The way this works, by the way, taken straight from @teachertoolkit's original post on the challenge is as follows:
Rules:
There are only 3 rules.
  1. You cannot knowingly include someone you work with in real life.
  2. You cannot list somebody that has already been named if you are already made aware of them being listed on #TwitteratiChallenge
  3. You will need to copy and paste the title of this blogpost and (the Rules and What To Do) information into your own blog post.
What To Do?
There are 5 to-dos you must use if you would like to nominate your own list of colleagues.
  1. Within 7 days of being nominated by somebody else, you need to identify colleagues that you rely regulalry go-to for support and challnege. They have now been challenged and must act as participants of the #TwitteratiChallenge.
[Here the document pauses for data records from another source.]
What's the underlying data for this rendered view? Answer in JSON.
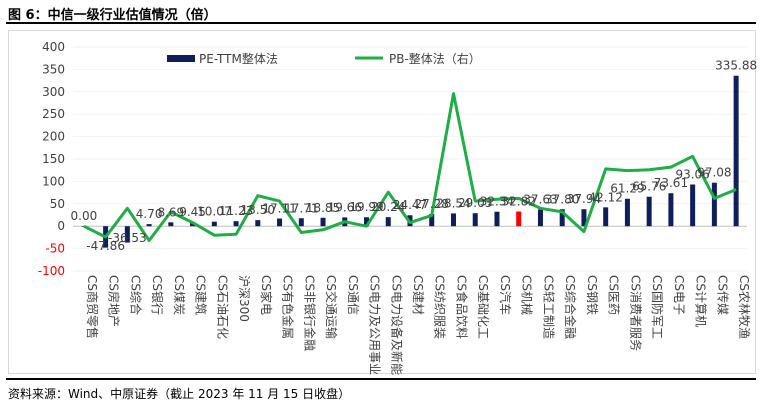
{
  "figure": {
    "title": "图 6：中信一级行业估值情况（倍）",
    "source": "资料来源：Wind、中原证券（截止 2023 年 11 月 15 日收盘）"
  },
  "colors": {
    "bar": "#0f1f5c",
    "highlight_bar": "#ff0000",
    "line": "#1fae45",
    "axis_text": "#404040",
    "negative_tick": "#ff0000"
  },
  "chart_data": {
    "type": "bar",
    "categories": [
      "CS商贸零售",
      "CS房地产",
      "CS综合",
      "CS银行",
      "CS煤炭",
      "CS建筑",
      "CS石油石化",
      "沪深300",
      "CS家电",
      "CS有色金属",
      "CS非银行金融",
      "CS交通运输",
      "CS通信",
      "CS电力及公用事业",
      "CS电力设备及新能源",
      "CS建材",
      "CS纺织服装",
      "CS食品饮料",
      "CS基础化工",
      "CS汽车",
      "CS机械",
      "CS轻工制造",
      "CS综合金融",
      "CS钢铁",
      "CS医药",
      "CS消费者服务",
      "CS国防军工",
      "CS电子",
      "CS计算机",
      "CS传媒",
      "CS农林牧渔"
    ],
    "series": [
      {
        "name": "PE-TTM整体法",
        "axis": "left",
        "values": [
          0.0,
          -47.86,
          -36.53,
          4.7,
          8.69,
          9.45,
          10.07,
          11.23,
          13.5,
          17.11,
          17.71,
          18.85,
          19.66,
          19.99,
          20.24,
          24.47,
          27.28,
          28.54,
          29.03,
          32.34,
          32.82,
          37.63,
          37.8,
          37.94,
          42.12,
          61.29,
          65.76,
          73.61,
          93.06,
          97.08,
          335.88
        ],
        "labels": [
          "0.00",
          "-47.86",
          "-36.53",
          "4.70",
          "8.69",
          "9.45",
          "10.07",
          "11.23",
          "13.50",
          "17.11",
          "17.71",
          "18.85",
          "19.66",
          "19.99",
          "20.24",
          "24.47",
          "27.28",
          "28.54",
          "29.03",
          "32.34",
          "32.82",
          "37.63",
          "37.80",
          "37.94",
          "42.12",
          "61.29",
          "65.76",
          "73.61",
          "93.06",
          "97.08",
          "335.88"
        ],
        "highlight_category": "CS机械"
      },
      {
        "name": "PB-整体法（右）",
        "axis": "right",
        "values": [
          0.0,
          -0.6,
          1.0,
          -0.8,
          0.8,
          0.2,
          -0.5,
          -0.45,
          1.7,
          1.4,
          -0.35,
          -0.2,
          0.25,
          0.0,
          1.9,
          0.2,
          0.6,
          7.4,
          1.4,
          1.5,
          1.55,
          1.0,
          0.8,
          -0.3,
          3.2,
          3.1,
          3.15,
          3.3,
          3.9,
          1.55,
          2.05
        ]
      }
    ],
    "yaxis_left": {
      "min": -100,
      "max": 400,
      "step": 50,
      "ticks": [
        "400",
        "350",
        "300",
        "250",
        "200",
        "150",
        "100",
        "50",
        "0",
        "-50",
        "-100"
      ]
    },
    "yaxis_right": {
      "min": -2.5,
      "max": 10
    },
    "legend": {
      "position": "top",
      "entries": [
        "PE-TTM整体法",
        "PB-整体法（右）"
      ]
    }
  }
}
  2. If you’ve been nominated, you must write your own #TwitteratiChallenge blogpost within 7 days. If you do not have your own blog, try @StaffRm.
  3. The educator nominated, that means you reading this must either: a) record a video of themselves (using Periscope?) in continuous footage and announce their acceptance of the challenge, followed by a pouring of your (chosen) drink over a glass of ice.
  4. Then, the drink is to be lifted with a ‘cheers’ before the participant nominates their five other educators to participate in the challenge.
  5. The educator that is now (newly) nominated, has 7 days to compose their own #TwitteratiChallenge blogpost and identify who their top-5 go-to educators are.